On the afternoon of such a glorious victory over a hated foe, I am not going to go psycho-negative and start ripping the CBS Sports team that brought us the Baltimore Ravens and Pittsburgh Steelers season opener Sunday. There is too much joy in Ravens Land today for that.
But I also can't let the CBS pre-game gang off without pointing out what an act-like-you-know bunch of hotdogs they were in their unanimous picks of the Steelers to beat the Ravens. And no one was a bigger gasbag anywhere in the land of football television Sunday than Dan Marino in explaining why he was picking the Steelers over the Ravens.
For the record, Boomer Esiason, Bill Cowher, Shannon Sharpe and Marino all picked the Steelers to win. (Et tu, Shannon?)
But then, trying to sound like only a fool would even consider the Ravens, Marino says after the picks, "The Steelers are loaded, boys. Who makes the big plays? Ben Roethlisberger makes the big plays."
Not exactly, Dan.
Not this Sunday.
Joe Flacco made some big plays. Ray Rice made some big plays. Ed Reed, Ray Lewis, Haloti Ngata, Terrell Suggs and other Ravens made lots of big plays. But not really Roethlisberger so much.
Look at the bright side. At least the CBS announcers weren't calling Roethlisberger "Big Ben" all afternoon once the gamegot underway and the Ravens started beating up on him.
In retrospect, the pre-game pro-Steelers talk might not have seemed so offensive if it hadn't continued at the start of the game telecast with Jim Nantz and Phil Simms. I like Simms and Nantz in a lot of ways, but right out of the box, Simms is mimicking the wisdom back at CBS Sports headquarters.
"The Pittsburgh Steelers are coming in on a high," Simms told viewers at the top of the telecast.
"It's the exact opposite for Joe Flacco and the Ravens. Their offensive line is in disarray."
Simms did semi-acknowledge his flawed critique in the last couple of minutes of the telecast, saying, "All week long, I've been saying it's going to be tough with the Ravens offensive line -- I don't how they're going to do it."
He almost apologized for his wronghedaded analysis, but not quite. Simms and Nantz acted like they had access to inside Ravens thinking all week. But if that is true, they would have at least mentioned the local mantra, "In Ozzie We Trust" -- the belief that General Manager Ozzie Newsome can almost always pull a rabbit out of the hat as he did again with the signing of offensive tackle Bryant McKinnie.

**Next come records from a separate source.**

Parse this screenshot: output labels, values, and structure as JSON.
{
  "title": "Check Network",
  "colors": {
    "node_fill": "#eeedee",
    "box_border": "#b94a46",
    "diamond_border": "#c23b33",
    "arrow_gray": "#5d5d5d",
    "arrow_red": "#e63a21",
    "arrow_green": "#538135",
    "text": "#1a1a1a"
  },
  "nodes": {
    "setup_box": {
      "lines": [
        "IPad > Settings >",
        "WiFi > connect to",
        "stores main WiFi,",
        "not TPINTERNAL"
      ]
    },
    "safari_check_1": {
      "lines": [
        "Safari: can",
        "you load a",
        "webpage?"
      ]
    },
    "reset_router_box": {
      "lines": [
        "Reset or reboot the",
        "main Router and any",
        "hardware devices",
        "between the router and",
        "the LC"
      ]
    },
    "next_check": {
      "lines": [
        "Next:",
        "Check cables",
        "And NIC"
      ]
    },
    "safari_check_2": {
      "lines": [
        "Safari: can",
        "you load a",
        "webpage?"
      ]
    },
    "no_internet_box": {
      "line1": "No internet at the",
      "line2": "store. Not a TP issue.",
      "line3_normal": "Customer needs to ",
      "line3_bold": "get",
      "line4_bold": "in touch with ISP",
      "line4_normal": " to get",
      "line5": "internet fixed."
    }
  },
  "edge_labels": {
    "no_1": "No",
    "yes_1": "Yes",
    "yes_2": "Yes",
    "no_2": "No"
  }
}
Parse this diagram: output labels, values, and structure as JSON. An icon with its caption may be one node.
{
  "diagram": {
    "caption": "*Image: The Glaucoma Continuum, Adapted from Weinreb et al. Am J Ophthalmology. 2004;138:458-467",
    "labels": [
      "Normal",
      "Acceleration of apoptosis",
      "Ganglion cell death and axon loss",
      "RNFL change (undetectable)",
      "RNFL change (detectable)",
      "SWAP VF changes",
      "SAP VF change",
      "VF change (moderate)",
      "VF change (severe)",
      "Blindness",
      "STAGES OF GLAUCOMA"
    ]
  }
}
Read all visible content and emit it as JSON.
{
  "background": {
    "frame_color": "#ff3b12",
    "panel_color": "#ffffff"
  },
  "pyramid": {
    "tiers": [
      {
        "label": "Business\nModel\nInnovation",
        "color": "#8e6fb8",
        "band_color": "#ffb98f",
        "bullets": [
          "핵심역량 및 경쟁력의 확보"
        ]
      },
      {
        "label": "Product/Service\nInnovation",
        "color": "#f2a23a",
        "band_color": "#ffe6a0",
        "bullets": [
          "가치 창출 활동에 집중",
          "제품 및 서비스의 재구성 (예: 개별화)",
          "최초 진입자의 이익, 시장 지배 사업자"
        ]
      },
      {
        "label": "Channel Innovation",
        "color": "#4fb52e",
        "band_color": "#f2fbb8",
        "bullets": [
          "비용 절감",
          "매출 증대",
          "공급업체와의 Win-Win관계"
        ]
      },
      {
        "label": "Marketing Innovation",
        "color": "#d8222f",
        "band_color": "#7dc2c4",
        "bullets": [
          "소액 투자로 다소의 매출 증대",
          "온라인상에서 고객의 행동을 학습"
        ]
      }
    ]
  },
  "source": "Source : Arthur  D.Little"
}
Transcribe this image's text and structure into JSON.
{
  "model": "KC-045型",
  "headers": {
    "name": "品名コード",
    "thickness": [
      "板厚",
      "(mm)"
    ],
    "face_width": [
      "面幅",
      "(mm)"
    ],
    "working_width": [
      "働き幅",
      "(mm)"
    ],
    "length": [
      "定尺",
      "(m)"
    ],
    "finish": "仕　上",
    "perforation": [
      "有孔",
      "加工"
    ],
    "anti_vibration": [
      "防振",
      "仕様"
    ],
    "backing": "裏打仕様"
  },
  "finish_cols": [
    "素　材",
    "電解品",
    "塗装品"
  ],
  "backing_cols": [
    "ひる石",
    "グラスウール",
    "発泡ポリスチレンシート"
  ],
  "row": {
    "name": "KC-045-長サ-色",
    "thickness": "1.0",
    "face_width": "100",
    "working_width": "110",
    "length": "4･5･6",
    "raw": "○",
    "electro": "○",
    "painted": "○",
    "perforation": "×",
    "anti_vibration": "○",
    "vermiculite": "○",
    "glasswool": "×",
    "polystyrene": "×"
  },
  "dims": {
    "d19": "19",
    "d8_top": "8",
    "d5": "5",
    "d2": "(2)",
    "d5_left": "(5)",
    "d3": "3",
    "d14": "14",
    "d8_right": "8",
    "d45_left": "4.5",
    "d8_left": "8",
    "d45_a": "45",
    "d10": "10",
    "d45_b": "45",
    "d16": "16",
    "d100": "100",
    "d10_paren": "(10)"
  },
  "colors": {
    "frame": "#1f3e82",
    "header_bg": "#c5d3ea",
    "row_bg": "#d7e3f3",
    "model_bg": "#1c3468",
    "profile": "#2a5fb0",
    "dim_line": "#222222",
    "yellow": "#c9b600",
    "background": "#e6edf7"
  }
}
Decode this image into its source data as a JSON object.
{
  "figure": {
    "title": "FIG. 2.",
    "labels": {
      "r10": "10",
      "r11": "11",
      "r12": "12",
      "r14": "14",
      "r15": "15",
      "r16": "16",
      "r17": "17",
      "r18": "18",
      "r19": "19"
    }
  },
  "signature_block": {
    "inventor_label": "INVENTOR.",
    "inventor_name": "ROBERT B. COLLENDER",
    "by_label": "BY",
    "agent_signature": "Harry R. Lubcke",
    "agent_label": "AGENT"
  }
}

But here are a couple of things I really did like about the telecast Sunday: the 9/11-related ads and the way the CBS crew got out of the way for the pre-game remembrance of 9/11. The images and the music were what mattered -- not anything an announcer could say.
Verizon, Budweiser and State Farm all produced tastetful, powerful and respectful ads for the 10th anniversary of one of the darkest says in the nation's life. And for once, the ads enriched and elevated the entire telecast.